E-commerce site Taggle.com, run by Bangalore-based Taggle Internet Ventures, has been struggling to survive for some time and it is now officially dead. The company has notified its users that it is shutting shop and has chalked it down to unsustainable price wars.
The story was first reported on Medianama.
Taggle.com was set up as a group buying site, and raised funds from Battery Ventures and Greylock Partners in June 2010. It took a year to start selling online. In fact, Taggle was one of the earliest group buying start-ups in India, founded by John Kuruvilla who was the chief revenue officer of Air Deccan and executive vice-president at Oberoi Hotels.
In mid-2011, Taggle changed its business model from group buying to generic e-commerce and put up a separate page called Taggle Plus that featured various service deals related to spas, restaurants and the like while the main site offered products. On Techcircle.in, we have spelt out the reason behind the shift and the increase in product focus. In August this year, Kuruvilla turned into an advisor and made Rutvik Doshi (earlier the chief product officer) the new CEO.

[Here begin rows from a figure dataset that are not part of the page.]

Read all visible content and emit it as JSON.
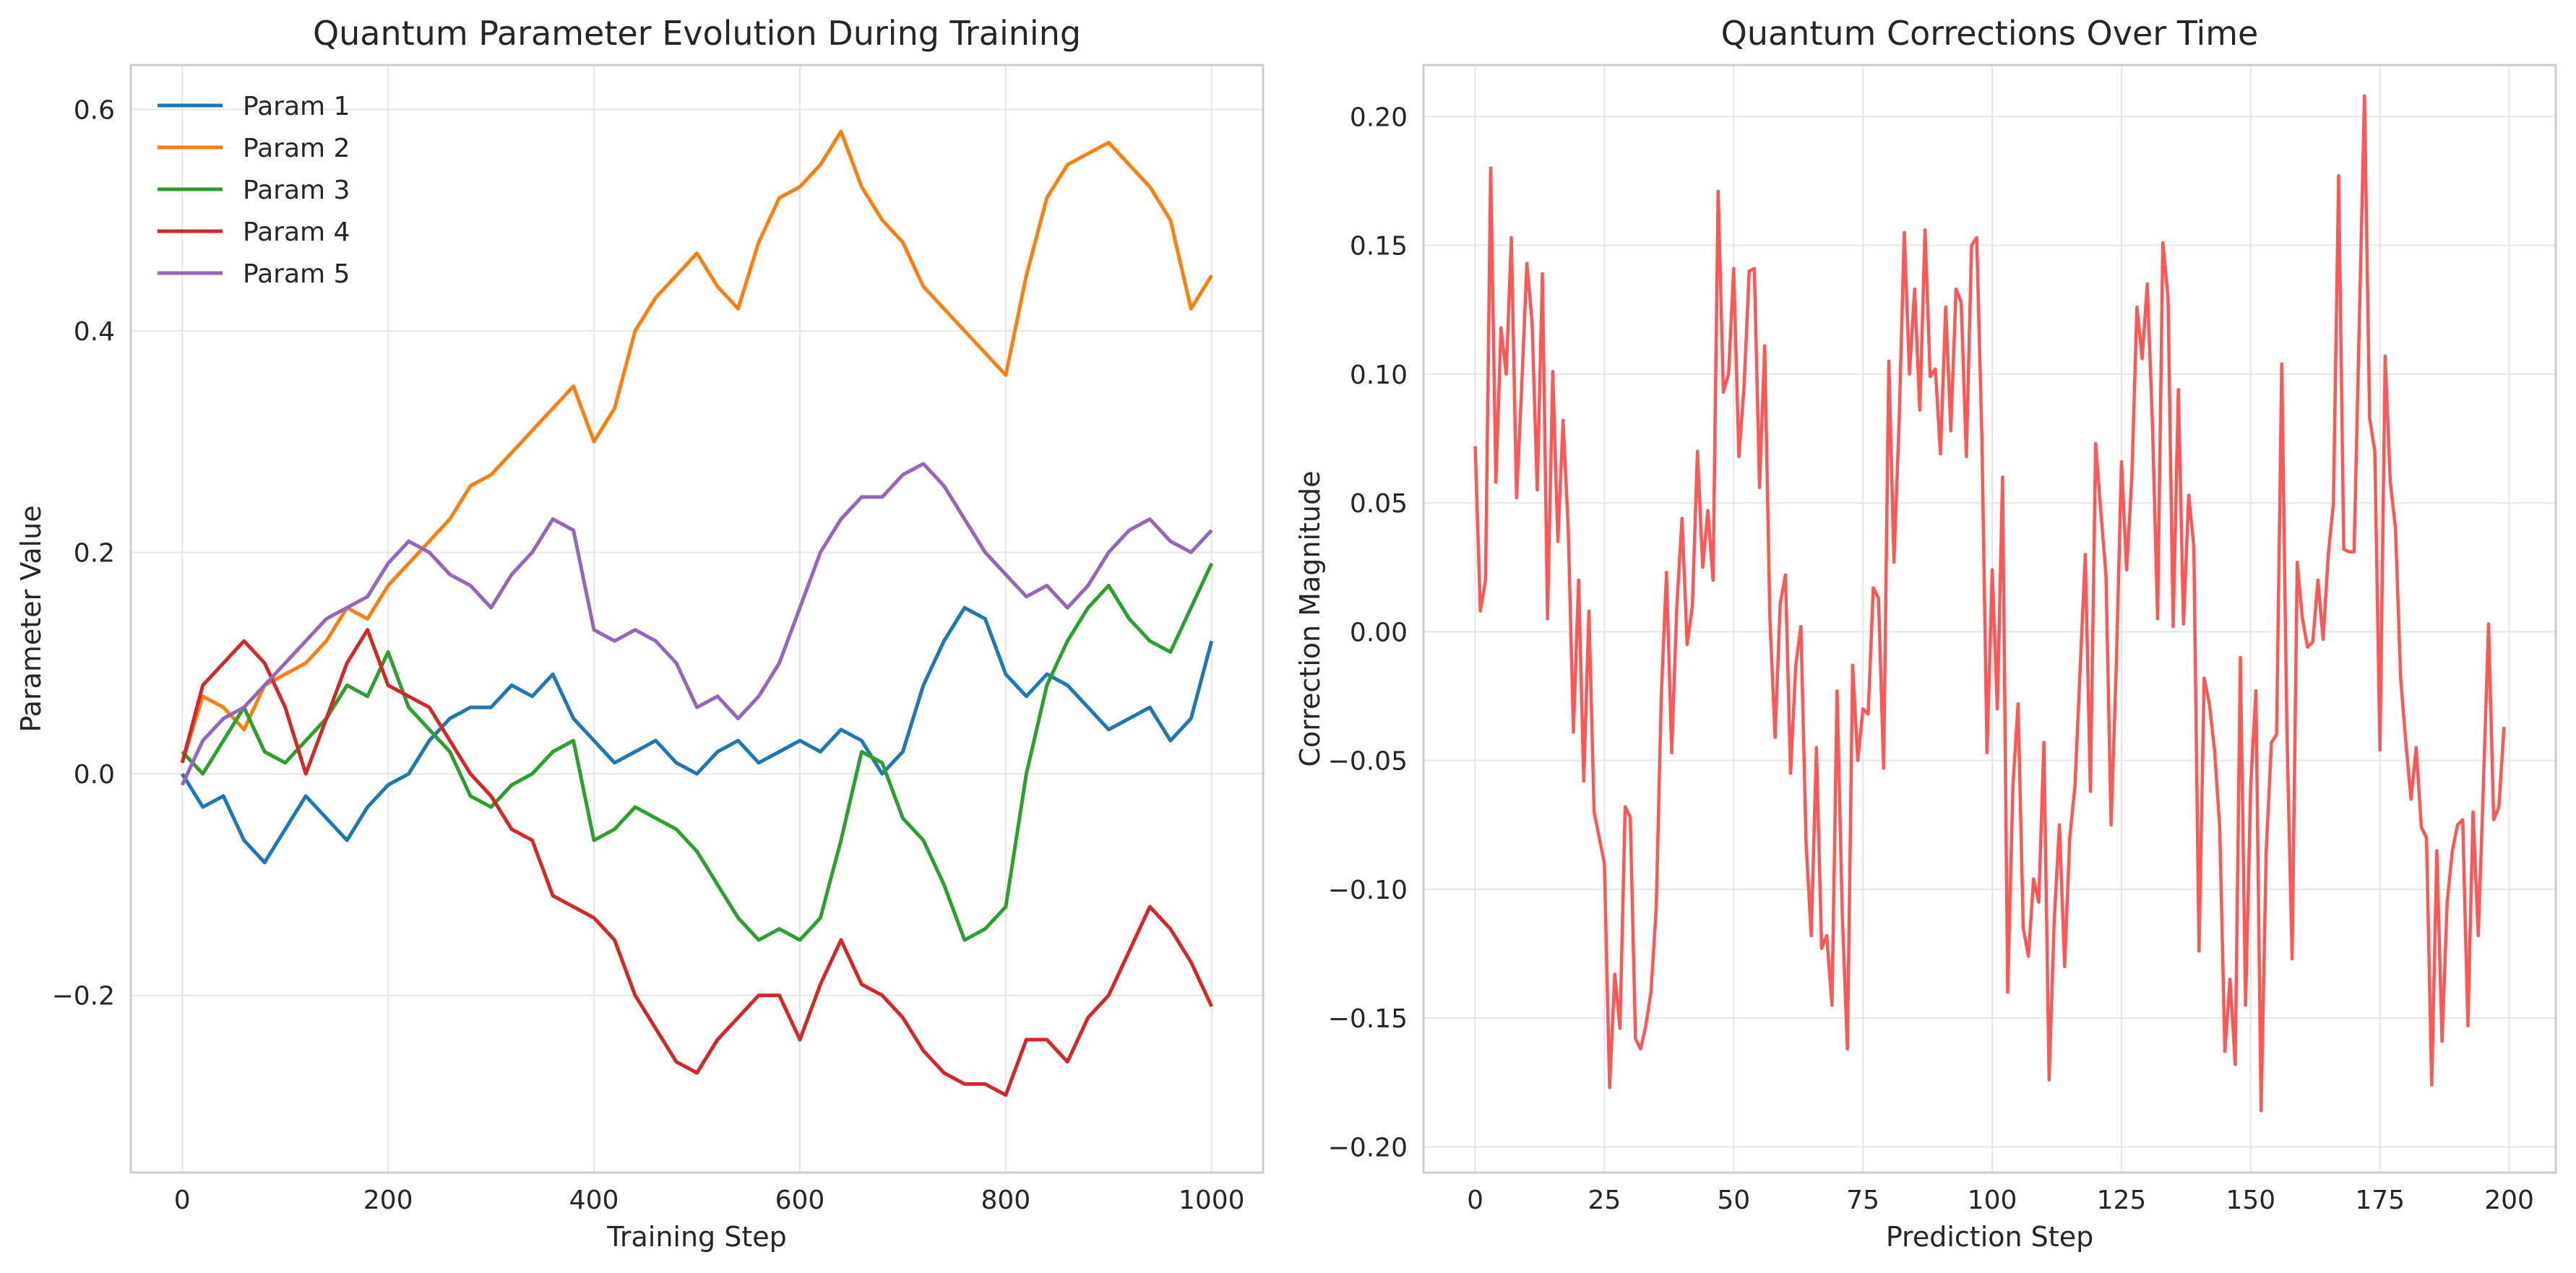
{
  "chart_data": [
    {
      "type": "line",
      "title": "Quantum Parameter Evolution During Training",
      "xlabel": "Training Step",
      "ylabel": "Parameter Value",
      "xlim": [
        -50,
        1050
      ],
      "ylim": [
        -0.36,
        0.64
      ],
      "x_ticks": [
        0,
        200,
        400,
        600,
        800,
        1000
      ],
      "x_tick_labels": [
        "0",
        "200",
        "400",
        "600",
        "800",
        "1000"
      ],
      "y_ticks": [
        -0.2,
        0.0,
        0.2,
        0.4,
        0.6
      ],
      "y_tick_labels": [
        "−0.2",
        "0.0",
        "0.2",
        "0.4",
        "0.6"
      ],
      "grid": true,
      "legend_position": "top-left",
      "x_step": 20,
      "series": [
        {
          "name": "Param 1",
          "color": "#1f77b4",
          "values": [
            0.0,
            -0.03,
            -0.02,
            -0.06,
            -0.08,
            -0.05,
            -0.02,
            -0.04,
            -0.06,
            -0.03,
            -0.01,
            0.0,
            0.03,
            0.05,
            0.06,
            0.06,
            0.08,
            0.07,
            0.09,
            0.05,
            0.03,
            0.01,
            0.02,
            0.03,
            0.01,
            0.0,
            0.02,
            0.03,
            0.01,
            0.02,
            0.03,
            0.02,
            0.04,
            0.03,
            0.0,
            0.02,
            0.08,
            0.12,
            0.15,
            0.14,
            0.09,
            0.07,
            0.09,
            0.08,
            0.06,
            0.04,
            0.05,
            0.06,
            0.03,
            0.05,
            0.12
          ]
        },
        {
          "name": "Param 2",
          "color": "#ff7f0e",
          "values": [
            0.01,
            0.07,
            0.06,
            0.04,
            0.08,
            0.09,
            0.1,
            0.12,
            0.15,
            0.14,
            0.17,
            0.19,
            0.21,
            0.23,
            0.26,
            0.27,
            0.29,
            0.31,
            0.33,
            0.35,
            0.3,
            0.33,
            0.4,
            0.43,
            0.45,
            0.47,
            0.44,
            0.42,
            0.48,
            0.52,
            0.53,
            0.55,
            0.58,
            0.53,
            0.5,
            0.48,
            0.44,
            0.42,
            0.4,
            0.38,
            0.36,
            0.45,
            0.52,
            0.55,
            0.56,
            0.57,
            0.55,
            0.53,
            0.5,
            0.42,
            0.45
          ]
        },
        {
          "name": "Param 3",
          "color": "#2ca02c",
          "values": [
            0.02,
            0.0,
            0.03,
            0.06,
            0.02,
            0.01,
            0.03,
            0.05,
            0.08,
            0.07,
            0.11,
            0.06,
            0.04,
            0.02,
            -0.02,
            -0.03,
            -0.01,
            0.0,
            0.02,
            0.03,
            -0.06,
            -0.05,
            -0.03,
            -0.04,
            -0.05,
            -0.07,
            -0.1,
            -0.13,
            -0.15,
            -0.14,
            -0.15,
            -0.13,
            -0.06,
            0.02,
            0.01,
            -0.04,
            -0.06,
            -0.1,
            -0.15,
            -0.14,
            -0.12,
            0.0,
            0.08,
            0.12,
            0.15,
            0.17,
            0.14,
            0.12,
            0.11,
            0.15,
            0.19
          ]
        },
        {
          "name": "Param 4",
          "color": "#d62728",
          "values": [
            0.01,
            0.08,
            0.1,
            0.12,
            0.1,
            0.06,
            0.0,
            0.05,
            0.1,
            0.13,
            0.08,
            0.07,
            0.06,
            0.03,
            0.0,
            -0.02,
            -0.05,
            -0.06,
            -0.11,
            -0.12,
            -0.13,
            -0.15,
            -0.2,
            -0.23,
            -0.26,
            -0.27,
            -0.24,
            -0.22,
            -0.2,
            -0.2,
            -0.24,
            -0.19,
            -0.15,
            -0.19,
            -0.2,
            -0.22,
            -0.25,
            -0.27,
            -0.28,
            -0.28,
            -0.29,
            -0.24,
            -0.24,
            -0.26,
            -0.22,
            -0.2,
            -0.16,
            -0.12,
            -0.14,
            -0.17,
            -0.21
          ]
        },
        {
          "name": "Param 5",
          "color": "#9467bd",
          "values": [
            -0.01,
            0.03,
            0.05,
            0.06,
            0.08,
            0.1,
            0.12,
            0.14,
            0.15,
            0.16,
            0.19,
            0.21,
            0.2,
            0.18,
            0.17,
            0.15,
            0.18,
            0.2,
            0.23,
            0.22,
            0.13,
            0.12,
            0.13,
            0.12,
            0.1,
            0.06,
            0.07,
            0.05,
            0.07,
            0.1,
            0.15,
            0.2,
            0.23,
            0.25,
            0.25,
            0.27,
            0.28,
            0.26,
            0.23,
            0.2,
            0.18,
            0.16,
            0.17,
            0.15,
            0.17,
            0.2,
            0.22,
            0.23,
            0.21,
            0.2,
            0.22
          ]
        }
      ]
    },
    {
      "type": "line",
      "title": "Quantum Corrections Over Time",
      "xlabel": "Prediction Step",
      "ylabel": "Correction Magnitude",
      "xlim": [
        -10,
        209
      ],
      "ylim": [
        -0.21,
        0.22
      ],
      "x_ticks": [
        0,
        25,
        50,
        75,
        100,
        125,
        150,
        175,
        200
      ],
      "x_tick_labels": [
        "0",
        "25",
        "50",
        "75",
        "100",
        "125",
        "150",
        "175",
        "200"
      ],
      "y_ticks": [
        -0.2,
        -0.15,
        -0.1,
        -0.05,
        0.0,
        0.05,
        0.1,
        0.15,
        0.2
      ],
      "y_tick_labels": [
        "−0.20",
        "−0.15",
        "−0.10",
        "−0.05",
        "0.00",
        "0.05",
        "0.10",
        "0.15",
        "0.20"
      ],
      "grid": true,
      "x_step": 1,
      "series": [
        {
          "name": "",
          "color": "#ff4d4d",
          "values": [
            0.072,
            0.008,
            0.02,
            0.18,
            0.058,
            0.118,
            0.1,
            0.153,
            0.052,
            0.095,
            0.143,
            0.12,
            0.055,
            0.139,
            0.005,
            0.101,
            0.035,
            0.082,
            0.04,
            -0.039,
            0.02,
            -0.058,
            0.008,
            -0.07,
            -0.08,
            -0.09,
            -0.177,
            -0.133,
            -0.154,
            -0.068,
            -0.072,
            -0.158,
            -0.162,
            -0.153,
            -0.14,
            -0.108,
            -0.025,
            0.023,
            -0.047,
            0.01,
            0.044,
            -0.005,
            0.01,
            0.07,
            0.025,
            0.047,
            0.02,
            0.171,
            0.093,
            0.1,
            0.141,
            0.068,
            0.095,
            0.14,
            0.141,
            0.056,
            0.111,
            0.005,
            -0.041,
            0.011,
            0.022,
            -0.055,
            -0.013,
            0.002,
            -0.082,
            -0.118,
            -0.045,
            -0.123,
            -0.118,
            -0.145,
            -0.023,
            -0.11,
            -0.162,
            -0.013,
            -0.05,
            -0.03,
            -0.032,
            0.017,
            0.013,
            -0.053,
            0.105,
            0.027,
            0.082,
            0.155,
            0.1,
            0.133,
            0.086,
            0.156,
            0.099,
            0.102,
            0.069,
            0.126,
            0.078,
            0.133,
            0.128,
            0.068,
            0.15,
            0.153,
            0.075,
            -0.047,
            0.024,
            -0.03,
            0.06,
            -0.14,
            -0.06,
            -0.028,
            -0.115,
            -0.126,
            -0.096,
            -0.105,
            -0.043,
            -0.174,
            -0.112,
            -0.075,
            -0.13,
            -0.08,
            -0.06,
            -0.015,
            0.03,
            -0.062,
            0.073,
            0.047,
            0.022,
            -0.075,
            -0.013,
            0.066,
            0.024,
            0.06,
            0.126,
            0.106,
            0.135,
            0.08,
            0.005,
            0.151,
            0.13,
            0.002,
            0.094,
            0.003,
            0.053,
            0.033,
            -0.124,
            -0.018,
            -0.028,
            -0.046,
            -0.076,
            -0.163,
            -0.135,
            -0.168,
            -0.01,
            -0.145,
            -0.06,
            -0.023,
            -0.186,
            -0.085,
            -0.043,
            -0.04,
            0.104,
            -0.038,
            -0.127,
            0.027,
            0.005,
            -0.006,
            -0.004,
            0.02,
            -0.003,
            0.03,
            0.05,
            0.177,
            0.032,
            0.031,
            0.031,
            0.12,
            0.208,
            0.083,
            0.07,
            -0.046,
            0.107,
            0.058,
            0.04,
            -0.018,
            -0.043,
            -0.065,
            -0.045,
            -0.076,
            -0.08,
            -0.176,
            -0.085,
            -0.159,
            -0.105,
            -0.085,
            -0.075,
            -0.073,
            -0.153,
            -0.07,
            -0.118,
            -0.06,
            0.003,
            -0.073,
            -0.068,
            -0.037
          ]
        }
      ]
    }
  ]
}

There is a score of daily deal aggregators in India, led by Snapdeal.com, Mydala.com, Koovs.com and Groupon India (Crazeal.com). Also, Bangalore-based Flightraja Travels Pvt Ltd (Via) has recently launched a deals sub-site called Via Deals More. Rediff offers Deal Ho Jaye while Times Internet (Indiatimes) has set up Timesdeal.com. Then there is Buzzintown.com, Dailydeal.in, Dealivore.com, Khojguru.com, Thekha.com, Scoopstr.com, 24Hoursloot.com, Masthideals.com, Snatchdeals.com, Lootmore.com, 30Sunday.com and Bindasbargain.com, among others.

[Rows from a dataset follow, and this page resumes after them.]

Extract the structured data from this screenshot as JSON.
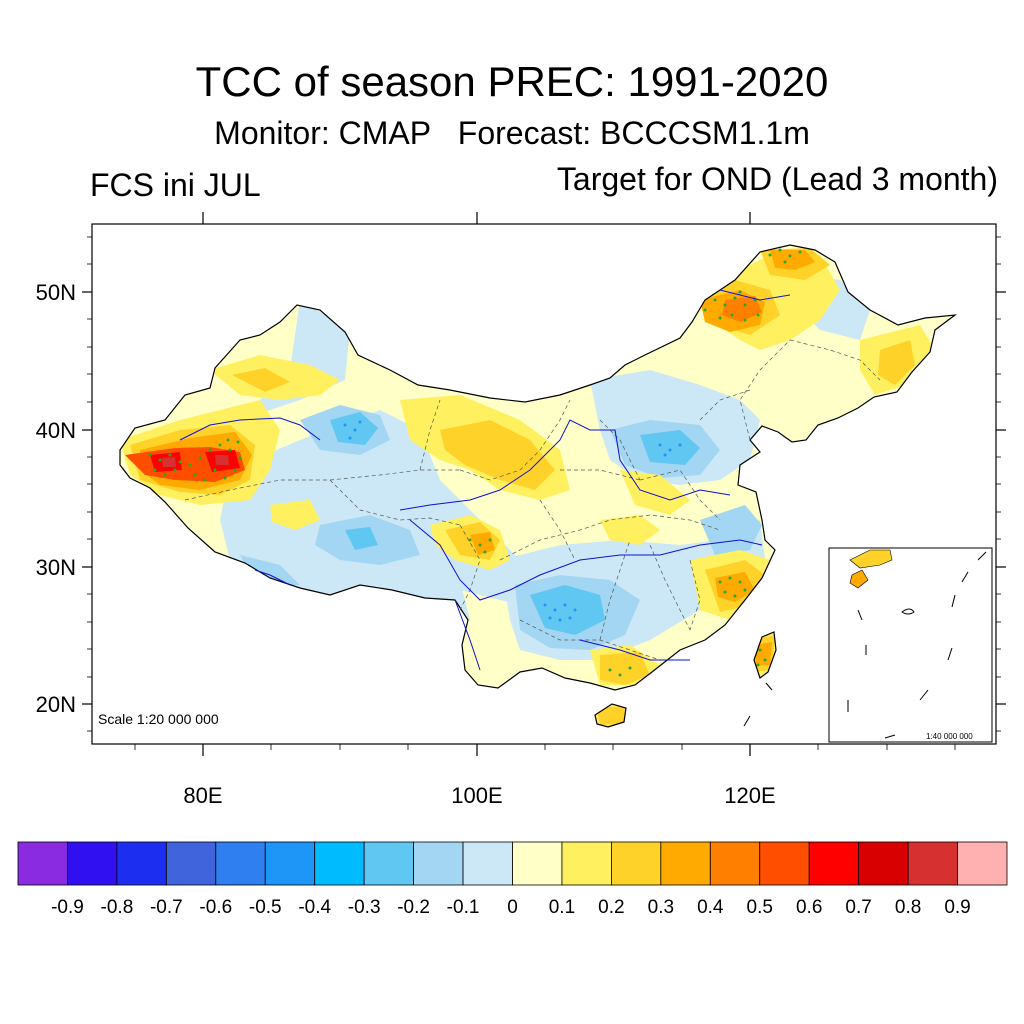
{
  "header": {
    "title": "TCC of season PREC: 1991-2020",
    "subtitle_monitor": "Monitor: CMAP",
    "subtitle_forecast": "Forecast: BCCCSM1.1m",
    "left_label": "FCS ini JUL",
    "right_label": "Target for OND (Lead 3 month)"
  },
  "map": {
    "region": "China",
    "lat_range": [
      17,
      55
    ],
    "lon_range": [
      72,
      138
    ],
    "lat_ticks": [
      "20N",
      "30N",
      "40N",
      "50N"
    ],
    "lon_ticks": [
      "80E",
      "100E",
      "120E"
    ],
    "scale_note": "Scale 1:20 000 000",
    "inset_scale_note": "1:40 000 000"
  },
  "colorbar": {
    "colors": [
      "#8a2be2",
      "#3010f0",
      "#1c2ef0",
      "#3f64dc",
      "#2f7ff0",
      "#1e96f8",
      "#00bcff",
      "#60c6f2",
      "#a2d6f2",
      "#cce8f6",
      "#ffffc8",
      "#fff060",
      "#ffd22a",
      "#ffaa00",
      "#ff8000",
      "#ff4e00",
      "#ff0000",
      "#d80000",
      "#d63030",
      "#ffb0b0"
    ],
    "labels": [
      "-0.9",
      "-0.8",
      "-0.7",
      "-0.6",
      "-0.5",
      "-0.4",
      "-0.3",
      "-0.2",
      "-0.1",
      "0",
      "0.1",
      "0.2",
      "0.3",
      "0.4",
      "0.5",
      "0.6",
      "0.7",
      "0.8",
      "0.9"
    ]
  }
}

What Taggle Tells The World
The Taggle site now tells the world at large why it has decided to shut shop:
We have decided to cease our e-commerce operations effective immediately. We will not be taking any more orders from our users.
We started Taggle in June 2010 with US$1M in funding to build a sustainable and profitable business by getting the best service and product deals for our users. We have always believed in providing superior experience and value to our users. When we realized that service deals were not giving the best value to users, we quickly shifted focus to only products. Our users responded very positively to the shift and it reflected in our revenue numbers too, we grew our revenues 10 times within 3 months of the shift.
However, the current market conditions have many e-commerce players selling products at below-cost price to lure users. The only way to sustain the business at this time is to get into a price war and burn a lot of investor money and try to outdo competition in a Last Man Standing game. This practice goes against our philosophy of building a sustainable and profitable company. Hence, we’ve decided to go back to the drawing board to figure out the best way forward.